双生魂记 山海云夕 1694 字 6个月前

各位阿姨小姐妹坐坐好,泡杯龙井听我阿娥讲桩民国二十五年上海弄堂的吓人事情!

我在“福安里”做了十年洗衣妇,什么污糟衣裳没搓过?

可那年黄梅天接的一单被头,真真吓到我汗毛根根立起来!

勿要笑!等听完还敢用井水,我请你吃一年城隍庙五香豆!

那日天闷得就像蒸笼。

包租婆领来个穿香云纱旗袍的太太,手里拎着只鼓囊囊的藤箱。

太太打开箱子时,一股子福尔马林混着玫瑰香的味道冲出来。

箱子里哪是衣裳,分明是团血渍渍的丝绸被头,被面上用金线绣着百子图。

可那些绣出来的小娃娃,眼睛全是用黑珍珠钉的。

珍珠在暗处幽幽反光,盯久了觉得娃娃们在眨眼。

包租婆捻着被角讪笑:“朱太太,这种被头嘛……阿拉普通人家不好洗的。
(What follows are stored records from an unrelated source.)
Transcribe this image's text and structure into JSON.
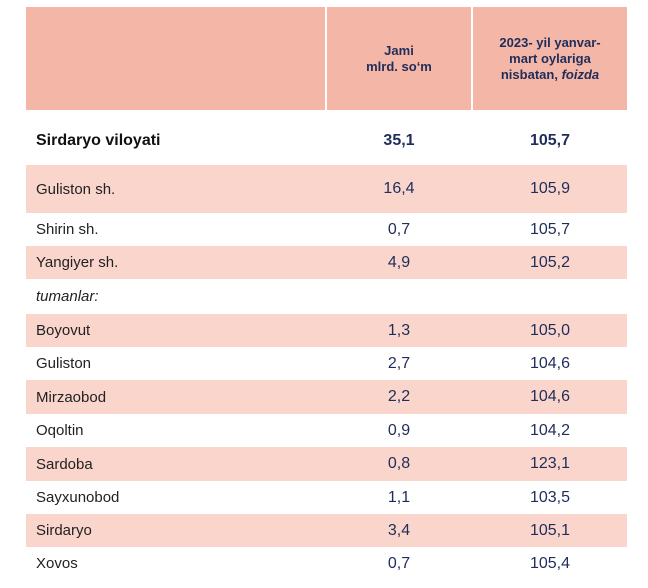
{
  "header": {
    "col1_line1": "Jami",
    "col1_line2": "mlrd. so‘m",
    "col2_line1": "2023- yil yanvar-",
    "col2_line2": "mart oylariga",
    "col2_line3": "nisbatan,",
    "col2_line3_italic": "foizda"
  },
  "rows": [
    {
      "name": "Sirdaryo viloyati",
      "jami": "35,1",
      "nisbat": "105,7"
    },
    {
      "name": "Guliston  sh.",
      "jami": "16,4",
      "nisbat": "105,9"
    },
    {
      "name": "Shirin sh.",
      "jami": "0,7",
      "nisbat": "105,7"
    },
    {
      "name": "Yangiyer sh.",
      "jami": "4,9",
      "nisbat": "105,2"
    },
    {
      "name": "tumanlar:",
      "jami": "",
      "nisbat": ""
    },
    {
      "name": "Boyovut",
      "jami": "1,3",
      "nisbat": "105,0"
    },
    {
      "name": "Guliston",
      "jami": "2,7",
      "nisbat": "104,6"
    },
    {
      "name": "Mirzaobod",
      "jami": "2,2",
      "nisbat": "104,6"
    },
    {
      "name": "Oqoltin",
      "jami": "0,9",
      "nisbat": "104,2"
    },
    {
      "name": "Sardoba",
      "jami": "0,8",
      "nisbat": "123,1"
    },
    {
      "name": "Sayxunobod",
      "jami": "1,1",
      "nisbat": "103,5"
    },
    {
      "name": "Sirdaryo",
      "jami": "3,4",
      "nisbat": "105,1"
    },
    {
      "name": "Xovos",
      "jami": "0,7",
      "nisbat": "105,4"
    }
  ]
}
”

那位朱太太却摸出三块大洋拍在井台上:“用井水洗,洗好晾在子时月光底下。”

我硬着头皮接下活计。

被头浸进井水那刻,整口井突然“咕嘟咕嘟”冒起黑泡。

泡影破裂后浮起缕缕头发丝,头发丝在水面拼出个“冤”字。

同洗衣裳的张家好婆脸色煞白:“作孽!这是‘血婴被’!要出大事体的!”

当夜我把被头晾在天井。

月光照上去,被面上那些绣娃娃居然在慢慢蠕动。

他们的小手小脚从布料里凸出来,像是要挣脱金线的束缚。

更吓人的是,被头开始往下滴水,滴下来的不是水而是暗红色的血珠。

血珠落地就变成一个个蝌蚪大的小人。

小人满地乱爬,爬到墙根就钻进砖缝。

我吓得想收被头,手刚碰到布料,整条胳膊就像被无数根针扎透。

低头看时,手臂上密密麻麻全是芝麻大的红点,每个红点里都有东西在蠕动。

张家好婆半夜敲我门:“阿娥快逃!朱太太三年前就死掉了!”

她塞给我一张发黄的《申报》,上面登着启事:“富商朱幼山妻难产身亡,连同腹中双胎葬于万国公墓。”

可报纸照片上的朱太太,分明就是白天来的那位!

只是报纸里的她,脖子上有道深深的勒痕。

我瘫坐在地上,手臂上的红点已经连成片。

皮肤底下像有无数只蚂蚁在爬,痒得钻心。

撕开衣袖一看,吓得魂灵出窍——那些红点全变成了娃娃脸!

每张脸只有米粒大,却清晰看得出眉眼,正齐刷刷对我笑。

天井里传来婴儿啼哭。

我扒着窗缝看,晾着的被头鼓胀起来,像是充了气的人形。

月光下,被面绣的百子图全活了。

一百个白胖娃娃从布料里爬出来,手拉手围着井台转圈。

他们齐声唱:“姆妈呀姆妈呀,井底冷呀,拉阿拉上来呀。”

井口“哗啦”伸出只泡得发白的手。

接着是第二只、第三只……数不清的手扒住井沿。

张家好婆冲进我屋里,手里攥着把生锈的剪刀:“快!剪破被面!”

可我们冲到天井时,整条被头已经立起来了。